You can create as many basic blocks as you want, but unless you
replace the old ones with the new ones, the "IR" isn't changed.

So, if I got ir right, you want to:

1. check legal, pass.
2. create some structure with an actual implementation of the
vectorisation (IR?)
3. min(cost[i])
4. Implement (or IR replace) implementation "i".

If 2 is similar to 4, than this will be very costly. If not, then we
have two *different* representations, and we go back to having a bad
cost-model.

The former can be justified if you pass an option like
"-faggressive-vectorizer". The latter can make our "diverging cost
model" problem much worse.


> The Vectorization Plan is a recipe describing the vectorization candidate,
> including for instance its internal control-flow. It serves for both
> estimating the cost and for performing the translation, and facilitates
> dealing with multiple vectorization candidates. One can compare with LLVM’s
> existing SLP vectorizer, where TSLP [3] adds step 2.b.

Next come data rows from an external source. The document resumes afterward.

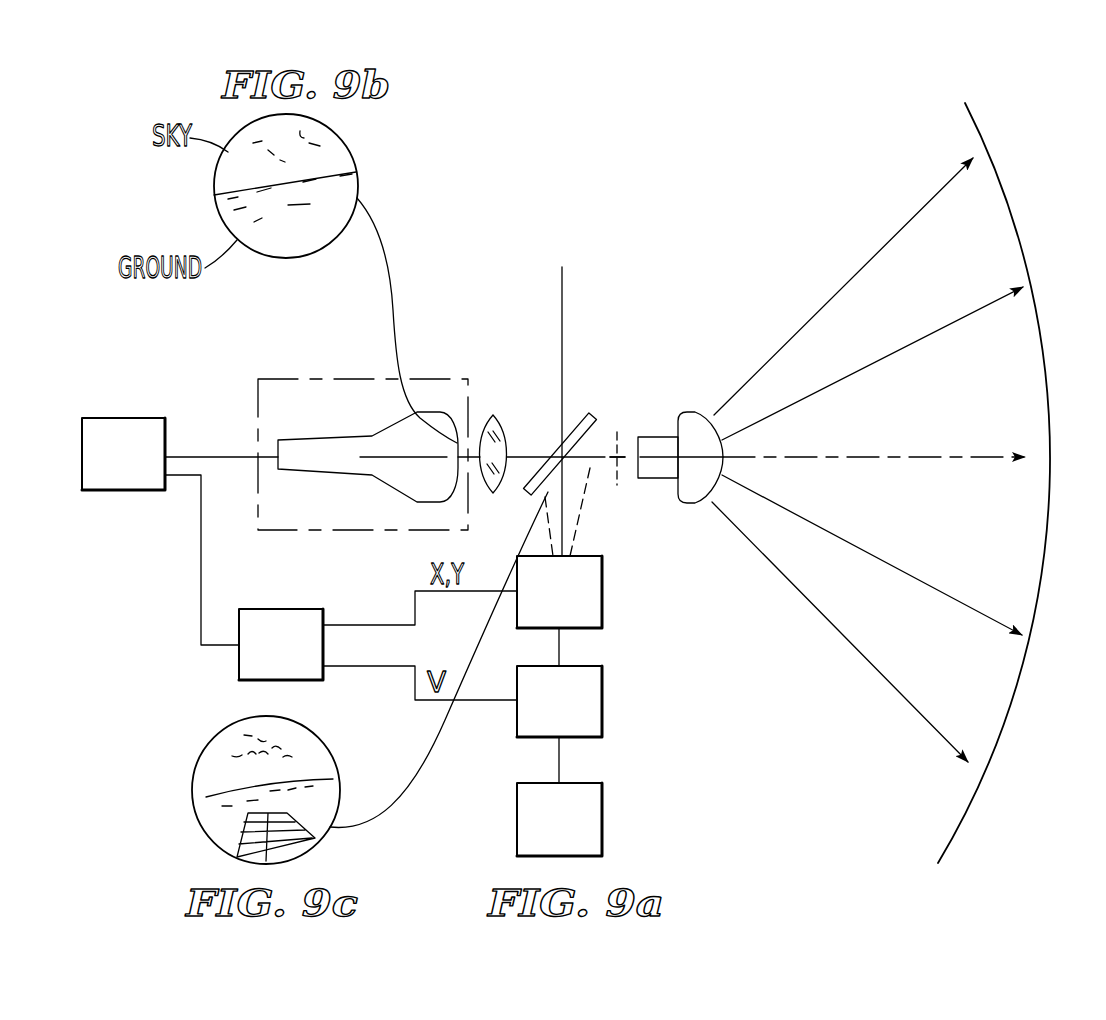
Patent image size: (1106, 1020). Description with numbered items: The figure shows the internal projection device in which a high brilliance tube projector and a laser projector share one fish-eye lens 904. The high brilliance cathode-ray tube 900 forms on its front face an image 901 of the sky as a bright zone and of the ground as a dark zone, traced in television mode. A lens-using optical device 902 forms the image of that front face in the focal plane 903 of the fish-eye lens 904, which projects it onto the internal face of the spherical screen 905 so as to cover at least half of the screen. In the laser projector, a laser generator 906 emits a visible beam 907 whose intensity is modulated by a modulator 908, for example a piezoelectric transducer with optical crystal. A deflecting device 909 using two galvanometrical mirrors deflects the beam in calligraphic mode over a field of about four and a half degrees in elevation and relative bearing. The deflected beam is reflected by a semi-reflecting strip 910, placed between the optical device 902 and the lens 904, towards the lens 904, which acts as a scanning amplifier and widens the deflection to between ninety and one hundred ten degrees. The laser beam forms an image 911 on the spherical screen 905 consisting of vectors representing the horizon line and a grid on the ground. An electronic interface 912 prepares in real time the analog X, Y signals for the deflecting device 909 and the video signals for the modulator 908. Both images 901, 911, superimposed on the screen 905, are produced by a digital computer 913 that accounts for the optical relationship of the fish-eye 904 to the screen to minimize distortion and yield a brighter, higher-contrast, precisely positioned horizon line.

In FIG. 9A, the high brilliance cathode-ray tube 900 is at (283, 372).
In FIG. 9A, the image 901 is at (390, 246).
In FIG. 9A, the lens-using optical device 902 is at (497, 424).
In FIG. 9A, the focal plane 903 is at (622, 440).
In FIG. 9A, the fish-eye lens 904 is at (697, 494).
In FIG. 9A, the spherical screen 905 is at (1049, 425).
In FIG. 9A, the laser generator 906 is at (595, 822).
In FIG. 9A, the visible beam 907 is at (559, 758).
In FIG. 9A, the modulator 908 is at (595, 706).
In FIG. 9A, the deflecting device 909 is at (602, 593).
In FIG. 9A, the semi-reflecting strip 910 is at (550, 475).
In FIG. 9C, the image 911 is at (192, 780).
In FIG. 9A, the electronic interface 912 is at (281, 612).
In FIG. 9A, the digital computer 913 is at (122, 480).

We sort of do that already, since we pick the costs of all VFs and
choose the "best". By far not perfect, but I envisioned an improved
cost-model to having more than just VF/UF and trying skew factors
(with information provided by Polly) or fiddling with the induction
sequence, before/after inner-loop hoisting, etc.

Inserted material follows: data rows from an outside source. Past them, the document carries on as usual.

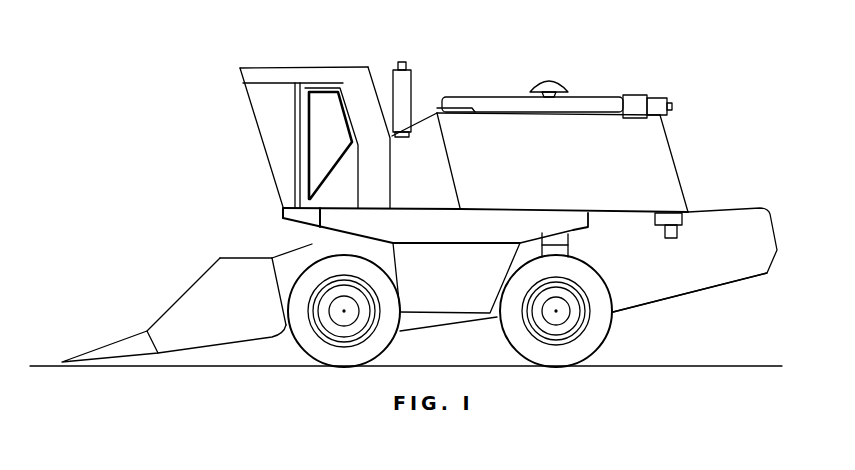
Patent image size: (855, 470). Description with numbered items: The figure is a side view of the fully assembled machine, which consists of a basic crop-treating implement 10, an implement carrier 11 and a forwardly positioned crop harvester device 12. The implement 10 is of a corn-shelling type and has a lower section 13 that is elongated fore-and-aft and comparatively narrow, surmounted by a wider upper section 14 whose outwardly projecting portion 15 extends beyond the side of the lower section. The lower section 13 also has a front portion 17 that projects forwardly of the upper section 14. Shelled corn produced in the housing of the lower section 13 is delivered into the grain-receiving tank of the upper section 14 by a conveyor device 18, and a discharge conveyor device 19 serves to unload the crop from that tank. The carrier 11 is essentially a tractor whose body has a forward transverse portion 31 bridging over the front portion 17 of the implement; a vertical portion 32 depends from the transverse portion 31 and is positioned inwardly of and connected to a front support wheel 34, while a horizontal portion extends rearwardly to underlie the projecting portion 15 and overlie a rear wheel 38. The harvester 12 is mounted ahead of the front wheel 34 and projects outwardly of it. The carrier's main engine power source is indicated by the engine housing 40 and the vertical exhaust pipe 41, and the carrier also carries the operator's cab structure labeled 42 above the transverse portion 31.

The basic implement 10 is at (736, 199).
The implement carrier 11 is at (373, 63).
The crop harvester device 12 is at (218, 253).
The lower section 13 is at (723, 270).
The upper section 14 is at (657, 151).
The outwardly projecting portion 15 is at (668, 197).
The front portion 17 is at (282, 265).
The conveyor device 18 is at (552, 80).
The discharge conveyor device 19 is at (600, 97).
The forward transverse portion 31 is at (338, 213).
The vertical portion 32 is at (386, 263).
The front support wheel 34 is at (385, 340).
The rear wheel 38 is at (593, 345).
The engine housing 40 is at (419, 146).
The vertical exhaust pipe 41 is at (406, 82).
The cab roof 42 is at (330, 78).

Since the cost model is really cheap, we can do many of them each time
and even be very creative around them. But the more creative we are,
the harder it'll be to get them close to the implementation phase.

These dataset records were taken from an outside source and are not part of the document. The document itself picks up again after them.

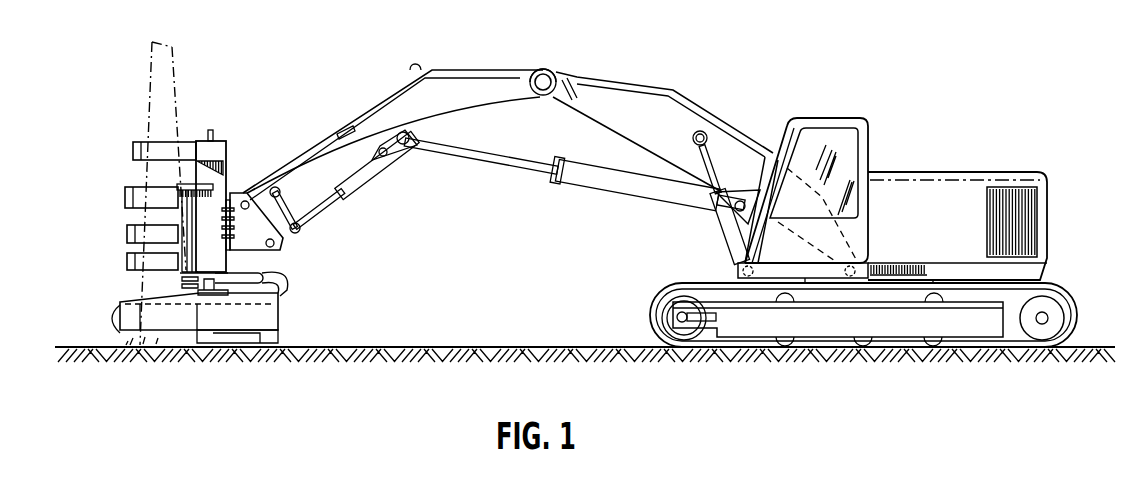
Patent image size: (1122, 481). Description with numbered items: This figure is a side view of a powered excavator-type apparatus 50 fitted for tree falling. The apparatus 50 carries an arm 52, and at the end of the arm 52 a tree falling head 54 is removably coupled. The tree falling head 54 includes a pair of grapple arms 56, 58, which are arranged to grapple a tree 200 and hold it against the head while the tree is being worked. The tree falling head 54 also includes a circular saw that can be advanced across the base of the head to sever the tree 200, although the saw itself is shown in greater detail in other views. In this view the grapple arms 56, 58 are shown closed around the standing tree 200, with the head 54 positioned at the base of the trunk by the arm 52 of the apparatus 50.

The powered excavator-type apparatus 50 is at (906, 168).
The arm 52 is at (474, 84).
The tree falling head 54 is at (225, 168).
The grapple arm 56 is at (125, 193).
The grapple arm 58 is at (127, 262).
The tree 200 is at (176, 90).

> This proposal to extend the Loop Vectorizer to
> outer loops supports and raises the importance of explicit vectorization
> beyond the current capabilities of Clang and LLVM. Namely, from currently
> forcing the vectorization of innermost loops according to prescribed width
> and/or interleaving count, to supporting OpenMP’s “#pragma omp simd”
> construct and associated clauses, including our earlier proposal for
> vectorizing across function boundaries [2].

We already have all those pragmas, some Clang-specific, some borrowed
from OpenMP SIMD.

As Hal said, extending the pragmas to indicate recommended trip
counts, guaranteeing no-wrapping, etc. shouldn't be too hard.